Так в одну из поездок с ним направился и старый, ещё школьных времён друг Дениска. Они познакомились классе в пятом и с той поры дружба их не ослабевала, хотя виделись они редко, только во время андреевых отпусков и то если Денис куда ни будь не сваливал сам. Ведь это в школе они мечтали о военных училищах, а жизнь всё расставила по своим местам. Андрей ушёл в армию, а оттуда в морское, а вот Денис в лётное по здоровью не прошёл. А потом его отец уговорил пойти поучиться на экономиста. Время было конец восьмидесятых, и экономисты да юристы стали студенческим хитом. Набор на эти факультеты был дикий, но отец имел кой какой блат (чай не последний человек на заводе) и Дениска в нархоз таки поступил. Всё, что он запомнил от первого курса, это фраза от одного профессора: "Думаете я научу вас зарабатывать деньги. Нет. Если б я это умел, я бы не стоял тут перед вами. Я научу вас теории, а практика покажет, кто из вас чего стоит". А потом ему вообще повезло. В то время практиковались целевые обучения. Завод платит за вас деньги, вы учитесь, а потом отрабатываете затраченные средства, работая на этом заводе. Отец опять договорился, и Дениска попал в группу товарищей, которые из сибирского захолустья улетели учиться на экономиста в Европу.

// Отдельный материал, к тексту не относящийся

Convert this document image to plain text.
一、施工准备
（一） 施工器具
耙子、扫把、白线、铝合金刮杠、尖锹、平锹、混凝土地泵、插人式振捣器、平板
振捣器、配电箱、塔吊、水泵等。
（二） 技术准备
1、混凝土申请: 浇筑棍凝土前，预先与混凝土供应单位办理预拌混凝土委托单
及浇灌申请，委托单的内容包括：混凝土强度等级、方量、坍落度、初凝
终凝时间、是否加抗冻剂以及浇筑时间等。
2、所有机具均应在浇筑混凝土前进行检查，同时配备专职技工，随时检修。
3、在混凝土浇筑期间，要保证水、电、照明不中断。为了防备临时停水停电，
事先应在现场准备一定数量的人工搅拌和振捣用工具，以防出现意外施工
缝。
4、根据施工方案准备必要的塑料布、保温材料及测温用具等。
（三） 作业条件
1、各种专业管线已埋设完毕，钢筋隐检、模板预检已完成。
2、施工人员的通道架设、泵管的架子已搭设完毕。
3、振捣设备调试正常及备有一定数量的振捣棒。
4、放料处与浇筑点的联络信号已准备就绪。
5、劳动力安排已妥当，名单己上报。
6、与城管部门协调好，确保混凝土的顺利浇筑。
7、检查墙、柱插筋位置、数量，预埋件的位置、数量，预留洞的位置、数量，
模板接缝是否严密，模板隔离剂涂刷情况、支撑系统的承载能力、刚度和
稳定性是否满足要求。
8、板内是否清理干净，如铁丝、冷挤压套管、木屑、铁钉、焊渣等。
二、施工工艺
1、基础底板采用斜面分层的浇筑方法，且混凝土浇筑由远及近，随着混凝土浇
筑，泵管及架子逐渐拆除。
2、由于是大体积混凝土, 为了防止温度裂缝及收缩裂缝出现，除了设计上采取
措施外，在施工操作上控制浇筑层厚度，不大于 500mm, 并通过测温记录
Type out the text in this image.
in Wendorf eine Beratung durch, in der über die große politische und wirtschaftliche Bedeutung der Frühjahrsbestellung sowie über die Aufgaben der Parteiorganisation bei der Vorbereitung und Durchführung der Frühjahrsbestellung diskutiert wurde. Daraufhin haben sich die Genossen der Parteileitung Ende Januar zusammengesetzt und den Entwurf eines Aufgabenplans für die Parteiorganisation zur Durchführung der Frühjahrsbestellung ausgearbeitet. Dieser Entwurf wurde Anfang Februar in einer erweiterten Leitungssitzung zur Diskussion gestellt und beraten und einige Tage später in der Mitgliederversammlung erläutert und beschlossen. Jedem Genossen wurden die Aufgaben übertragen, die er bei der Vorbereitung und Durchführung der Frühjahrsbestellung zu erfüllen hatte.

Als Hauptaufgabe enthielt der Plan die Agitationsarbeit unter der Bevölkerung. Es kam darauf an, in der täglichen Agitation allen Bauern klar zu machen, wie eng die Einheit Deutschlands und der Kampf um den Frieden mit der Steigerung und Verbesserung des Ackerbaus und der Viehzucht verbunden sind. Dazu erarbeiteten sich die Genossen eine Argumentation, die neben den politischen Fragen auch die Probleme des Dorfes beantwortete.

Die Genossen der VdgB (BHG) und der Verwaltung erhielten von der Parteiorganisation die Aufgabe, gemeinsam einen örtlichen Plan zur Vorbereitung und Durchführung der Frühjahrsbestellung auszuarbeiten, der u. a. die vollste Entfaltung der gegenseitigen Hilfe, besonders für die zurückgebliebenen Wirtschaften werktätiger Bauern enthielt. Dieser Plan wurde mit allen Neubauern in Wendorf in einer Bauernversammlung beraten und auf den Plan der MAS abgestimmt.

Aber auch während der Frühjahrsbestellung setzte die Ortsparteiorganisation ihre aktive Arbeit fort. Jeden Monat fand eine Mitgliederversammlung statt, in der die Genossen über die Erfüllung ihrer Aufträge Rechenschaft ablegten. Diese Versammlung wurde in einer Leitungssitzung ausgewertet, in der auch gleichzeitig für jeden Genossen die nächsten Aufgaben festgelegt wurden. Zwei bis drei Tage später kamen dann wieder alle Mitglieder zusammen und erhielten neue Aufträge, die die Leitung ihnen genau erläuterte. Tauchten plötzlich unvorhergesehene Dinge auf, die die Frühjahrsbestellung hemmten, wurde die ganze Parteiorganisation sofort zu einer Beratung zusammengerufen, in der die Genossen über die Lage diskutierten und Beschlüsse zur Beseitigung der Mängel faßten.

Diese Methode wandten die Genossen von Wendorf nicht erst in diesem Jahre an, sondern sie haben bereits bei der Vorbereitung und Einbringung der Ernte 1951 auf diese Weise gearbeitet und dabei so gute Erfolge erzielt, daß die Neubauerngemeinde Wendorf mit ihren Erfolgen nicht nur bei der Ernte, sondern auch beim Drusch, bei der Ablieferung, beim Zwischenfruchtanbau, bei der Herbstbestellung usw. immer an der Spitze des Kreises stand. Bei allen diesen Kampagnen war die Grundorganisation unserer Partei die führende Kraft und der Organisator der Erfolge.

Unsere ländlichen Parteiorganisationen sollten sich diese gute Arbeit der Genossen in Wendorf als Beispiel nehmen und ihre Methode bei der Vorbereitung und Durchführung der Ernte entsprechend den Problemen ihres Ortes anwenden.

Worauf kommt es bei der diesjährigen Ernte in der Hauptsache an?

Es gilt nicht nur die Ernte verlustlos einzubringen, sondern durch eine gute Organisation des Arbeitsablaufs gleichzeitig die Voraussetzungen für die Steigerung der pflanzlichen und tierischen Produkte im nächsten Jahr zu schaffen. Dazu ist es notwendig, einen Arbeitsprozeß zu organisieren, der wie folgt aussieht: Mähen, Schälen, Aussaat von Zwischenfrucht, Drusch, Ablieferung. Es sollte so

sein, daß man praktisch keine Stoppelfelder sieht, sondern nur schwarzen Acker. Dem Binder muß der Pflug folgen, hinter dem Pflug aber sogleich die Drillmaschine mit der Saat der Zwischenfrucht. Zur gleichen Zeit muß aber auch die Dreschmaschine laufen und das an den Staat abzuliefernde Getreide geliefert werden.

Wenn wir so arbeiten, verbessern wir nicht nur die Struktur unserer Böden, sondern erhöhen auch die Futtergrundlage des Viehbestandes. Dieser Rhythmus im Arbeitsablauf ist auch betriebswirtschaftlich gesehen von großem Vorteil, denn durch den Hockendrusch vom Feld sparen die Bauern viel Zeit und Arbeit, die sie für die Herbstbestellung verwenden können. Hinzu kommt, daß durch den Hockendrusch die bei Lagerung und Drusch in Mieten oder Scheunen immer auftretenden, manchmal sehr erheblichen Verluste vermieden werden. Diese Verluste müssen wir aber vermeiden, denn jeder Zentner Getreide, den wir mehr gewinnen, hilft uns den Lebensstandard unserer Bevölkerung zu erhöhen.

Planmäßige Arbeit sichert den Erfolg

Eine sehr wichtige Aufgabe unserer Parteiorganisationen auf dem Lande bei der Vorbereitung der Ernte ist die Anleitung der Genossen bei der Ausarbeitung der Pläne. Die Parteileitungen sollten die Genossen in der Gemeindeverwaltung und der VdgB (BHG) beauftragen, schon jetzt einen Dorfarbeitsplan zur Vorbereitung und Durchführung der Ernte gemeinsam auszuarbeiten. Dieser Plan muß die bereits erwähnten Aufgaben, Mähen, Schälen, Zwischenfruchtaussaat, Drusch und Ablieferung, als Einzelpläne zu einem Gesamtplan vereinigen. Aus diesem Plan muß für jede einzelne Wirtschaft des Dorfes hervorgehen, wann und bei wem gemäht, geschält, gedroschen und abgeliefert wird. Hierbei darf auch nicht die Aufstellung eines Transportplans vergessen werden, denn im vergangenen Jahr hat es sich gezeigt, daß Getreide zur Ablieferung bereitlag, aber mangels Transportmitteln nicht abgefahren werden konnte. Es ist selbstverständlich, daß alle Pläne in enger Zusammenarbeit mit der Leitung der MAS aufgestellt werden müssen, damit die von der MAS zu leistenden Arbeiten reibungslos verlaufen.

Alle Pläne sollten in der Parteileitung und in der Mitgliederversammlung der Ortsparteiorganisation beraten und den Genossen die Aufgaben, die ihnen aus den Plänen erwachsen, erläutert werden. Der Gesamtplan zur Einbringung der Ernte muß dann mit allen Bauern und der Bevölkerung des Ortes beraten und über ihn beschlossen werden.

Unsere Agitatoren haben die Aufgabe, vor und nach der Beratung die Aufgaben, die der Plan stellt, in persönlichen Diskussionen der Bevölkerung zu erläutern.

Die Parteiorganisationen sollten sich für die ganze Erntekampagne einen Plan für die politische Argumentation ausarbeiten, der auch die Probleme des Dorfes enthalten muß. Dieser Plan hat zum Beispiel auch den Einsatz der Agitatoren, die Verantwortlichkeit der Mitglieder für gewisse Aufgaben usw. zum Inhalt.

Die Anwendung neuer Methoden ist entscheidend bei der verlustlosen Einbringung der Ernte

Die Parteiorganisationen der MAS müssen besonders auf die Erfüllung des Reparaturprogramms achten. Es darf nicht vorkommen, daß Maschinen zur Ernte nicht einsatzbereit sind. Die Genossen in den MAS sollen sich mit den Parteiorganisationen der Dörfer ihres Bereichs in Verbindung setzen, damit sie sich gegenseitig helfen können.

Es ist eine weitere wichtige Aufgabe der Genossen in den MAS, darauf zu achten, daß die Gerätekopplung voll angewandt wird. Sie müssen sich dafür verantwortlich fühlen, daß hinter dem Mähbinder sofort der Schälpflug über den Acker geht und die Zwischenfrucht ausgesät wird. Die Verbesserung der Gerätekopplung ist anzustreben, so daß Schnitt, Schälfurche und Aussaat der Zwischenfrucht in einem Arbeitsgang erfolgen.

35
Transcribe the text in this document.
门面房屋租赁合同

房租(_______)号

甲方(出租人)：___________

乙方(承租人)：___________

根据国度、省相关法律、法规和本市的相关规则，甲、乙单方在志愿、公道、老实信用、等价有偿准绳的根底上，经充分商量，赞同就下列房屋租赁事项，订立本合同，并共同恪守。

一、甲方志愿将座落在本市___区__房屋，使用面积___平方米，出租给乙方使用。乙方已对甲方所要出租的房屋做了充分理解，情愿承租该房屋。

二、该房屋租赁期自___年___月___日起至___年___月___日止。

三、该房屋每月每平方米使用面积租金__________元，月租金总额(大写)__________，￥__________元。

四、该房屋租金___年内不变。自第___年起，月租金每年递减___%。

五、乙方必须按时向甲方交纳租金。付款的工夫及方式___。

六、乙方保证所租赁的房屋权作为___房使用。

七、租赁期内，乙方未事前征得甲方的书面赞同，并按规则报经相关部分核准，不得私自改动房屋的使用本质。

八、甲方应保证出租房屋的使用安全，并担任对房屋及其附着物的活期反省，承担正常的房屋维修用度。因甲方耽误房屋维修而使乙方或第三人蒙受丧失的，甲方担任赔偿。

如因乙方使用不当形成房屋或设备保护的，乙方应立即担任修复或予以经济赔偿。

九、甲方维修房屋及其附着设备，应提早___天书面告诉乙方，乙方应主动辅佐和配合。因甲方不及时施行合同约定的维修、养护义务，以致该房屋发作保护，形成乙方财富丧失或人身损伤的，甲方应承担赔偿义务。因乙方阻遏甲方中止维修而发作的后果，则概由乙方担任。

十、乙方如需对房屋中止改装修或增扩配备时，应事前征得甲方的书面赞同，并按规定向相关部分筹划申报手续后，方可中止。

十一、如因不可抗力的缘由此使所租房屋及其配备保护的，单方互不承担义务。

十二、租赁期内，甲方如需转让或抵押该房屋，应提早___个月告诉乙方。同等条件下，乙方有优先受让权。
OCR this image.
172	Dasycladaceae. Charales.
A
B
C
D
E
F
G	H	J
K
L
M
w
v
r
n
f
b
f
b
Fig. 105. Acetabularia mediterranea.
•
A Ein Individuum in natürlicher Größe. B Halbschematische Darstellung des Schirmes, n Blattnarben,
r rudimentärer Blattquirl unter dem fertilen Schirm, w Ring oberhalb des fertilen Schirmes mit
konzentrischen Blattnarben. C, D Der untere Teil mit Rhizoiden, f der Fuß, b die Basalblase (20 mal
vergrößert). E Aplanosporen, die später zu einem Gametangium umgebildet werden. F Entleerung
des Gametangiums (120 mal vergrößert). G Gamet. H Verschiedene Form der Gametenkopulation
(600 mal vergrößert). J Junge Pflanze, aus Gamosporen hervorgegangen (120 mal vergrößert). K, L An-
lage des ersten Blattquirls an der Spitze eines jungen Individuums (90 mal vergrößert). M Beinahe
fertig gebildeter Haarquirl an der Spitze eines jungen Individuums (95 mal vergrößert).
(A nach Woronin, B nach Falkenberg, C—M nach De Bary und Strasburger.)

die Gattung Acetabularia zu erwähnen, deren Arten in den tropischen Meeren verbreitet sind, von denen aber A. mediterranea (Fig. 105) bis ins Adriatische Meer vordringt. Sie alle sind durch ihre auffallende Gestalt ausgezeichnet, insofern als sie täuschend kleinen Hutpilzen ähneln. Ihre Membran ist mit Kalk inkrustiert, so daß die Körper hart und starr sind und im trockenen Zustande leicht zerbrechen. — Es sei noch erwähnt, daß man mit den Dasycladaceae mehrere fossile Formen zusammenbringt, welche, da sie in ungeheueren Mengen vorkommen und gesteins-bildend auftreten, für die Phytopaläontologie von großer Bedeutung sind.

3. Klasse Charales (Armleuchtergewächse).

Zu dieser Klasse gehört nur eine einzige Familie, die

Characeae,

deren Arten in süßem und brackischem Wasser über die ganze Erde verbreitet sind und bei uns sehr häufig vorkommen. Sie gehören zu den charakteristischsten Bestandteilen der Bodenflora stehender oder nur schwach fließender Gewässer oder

Вот только новообразовавшейся России заводы, оставшиеся от Союза, оказались не сильно нужны и стали один за другим банкротиться. Так из шестнадцати промпредприятий, бывших в родном для друзей городе во времена Союза, до середины двухтысячных дожило три, причём одно всё время на ладан дышит, то заработает в полную силу, то к банкротству близко. А потому нет ничего удивительного в том, что где-то на третьем курсе их обучения деньги у отцовского завода кончились и им предложили вернуться обратно и доучиться в том же нархозе. Но желающие могут остаться, только платить станут сами за себя, правда и заводу будут уже ничего не должны. Большинство вернулось, а вот Дениска и ещё пара парней остались. Два года он работал где и кем придётся, скитаясь по Европе и откладывая понемногу на учёбу, но своего добился и закончил-таки свою заграничную альма-матер. Ну а потом начал делать бизнес. Сначала в той же самой Европе, а уж в двухтысячных вернулся на Родину. Олигархом, к сожалению, не стал, но кой какие миллионы имел. Отец Дениски очень сыном гордился. А Денис продолжал постоянно искать дела, куда можно было бы выгодно вложить средства или на них можно было бы неплохо так развернуться.